GPT-2 core network with hyperparameters.

This network implements a Transformer-based decoder network, Generative Pretrained Transformer-2 (GPT-2), as described in "Language Models are Unsupervised Multitask Learners". It includes the embedding lookups and transformer layers.

The default constructor gives a fully customizable, randomly initialized GPT-2 model with any number of layers, heads, and embedding dimensions. To load preset architectures and weights, use the from_preset constructor.
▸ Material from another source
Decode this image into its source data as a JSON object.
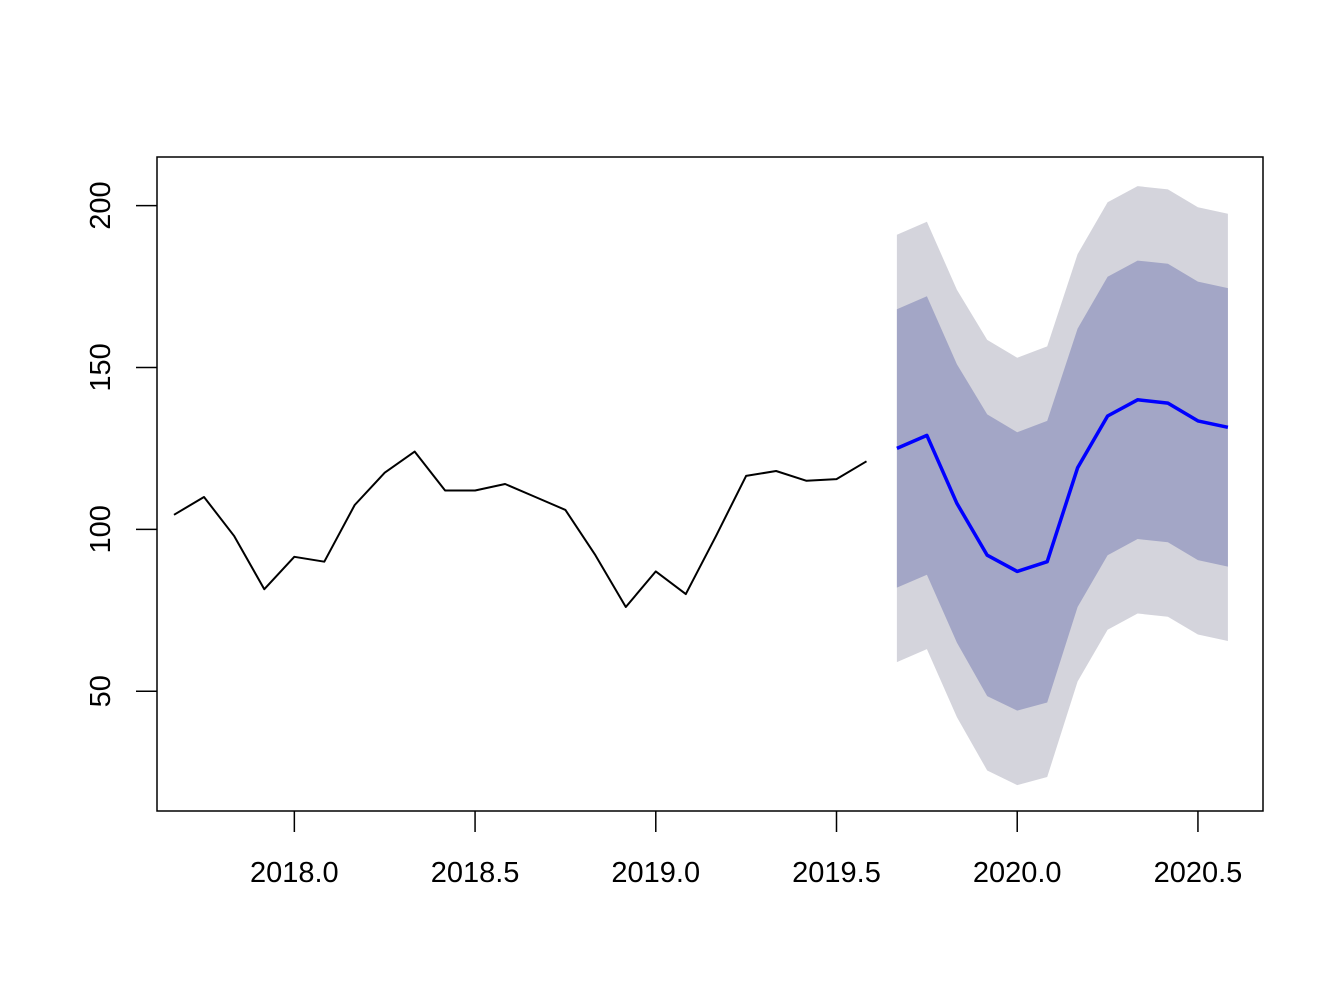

Disclaimer: Pre-trained models are provided on an "as is" basis, without warranties or conditions of any kind. The underlying model is provided by a third party and subject to a separate license, available here.

Arguments

  • vocabulary_size: int. The size of the token vocabulary.
  • num_layers: int. The number of transformer layers.
  • num_heads: int. The number of attention heads for each transformer. The hidden size must be divisible by the number of attention heads.
  • hidden_dim: int. The size of the transformer encoding and pooler layers.
  • intermediate_dim: int. The output dimension of the first Dense layer in a two-layer feedforward network for each transformer.
  • dropout: float. Dropout probability for the Transformer encoder.
  • max_sequence_length: int. The maximum sequence length that this encoder can consume. If None, max_sequence_length uses the value from sequence length. This determines the variable shape for positional embeddings.
  • dtype: string or keras.mixed_precision.DTypePolicy. The dtype to use for the models computations and weights. Note that some computations, such as softmax and layer normalization will always be done a float32 precision regardless of dtype.

Example

input_data = {
    "token_ids": np.ones(shape=(1, 12), dtype="int32"),
    "padding_mask": np.array([[1, 1, 1, 1, 1, 1, 1, 1, 1, 1, 0, 0]]),
}

# Pretrained GPT-2 decoder.
model = keras_nlp.models.GPT2Backbone.from_preset("gpt2_base_en")
model(input_data)

# Randomly initialized GPT-2 decoder with custom config.
model = keras_nlp.models.GPT2Backbone(
    vocabulary_size=50257,
    num_layers=12,
    num_heads=12,
    hidden_dim=768,
    intermediate_dim=3072,
    max_sequence_length=1024,
)
model(input_data)

[source]

from_preset method

GPT2Backbone.from_preset()

Instantiate GPT2Backbone model from preset architecture and weights.

Arguments

  • preset: string. Must be one of "gpt2_base_en", "gpt2_medium_en", "gpt2_large_en", "gpt2_extra_large_en", "gpt2_base_en_cnn_dailymail".
  • load_weights: Whether to load pre-trained weights into model. Defaults to True.

Examples

# Load architecture and weights from preset
model = keras_nlp.models.GPT2Backbone.from_preset(
    "gpt2_base_en"
)

# Load randomly initialized model from preset architecture
model = keras_nlp.models.GPT2Backbone.from_preset(
    "gpt2_base_en",
    load_weights=False
)
Preset name Parameters Description
gpt2_base_en 124.44M 12-layer GPT-2 model where case is maintained. Trained on WebText.
gpt2_medium_en 354.82M 24-layer GPT-2 model where case is maintained. Trained on WebText.
gpt2_large_en 774.03M 36-layer GPT-2 model where case is maintained. Trained on WebText.
gpt2_extra_large_en 1.56B 48-layer GPT-2 model where case is maintained. Trained on WebText.
gpt2_base_en_cnn_dailymail 124.44M 12-layer GPT-2 model where case is maintained. Finetuned on the CNN/DailyMail summarization dataset.

token_embedding property

keras_nlp.models.GPT2Backbone.token_embedding

A keras.layers.Embedding instance for embedding token ids.

This layer embeds integer token ids to the hidden dim of the model.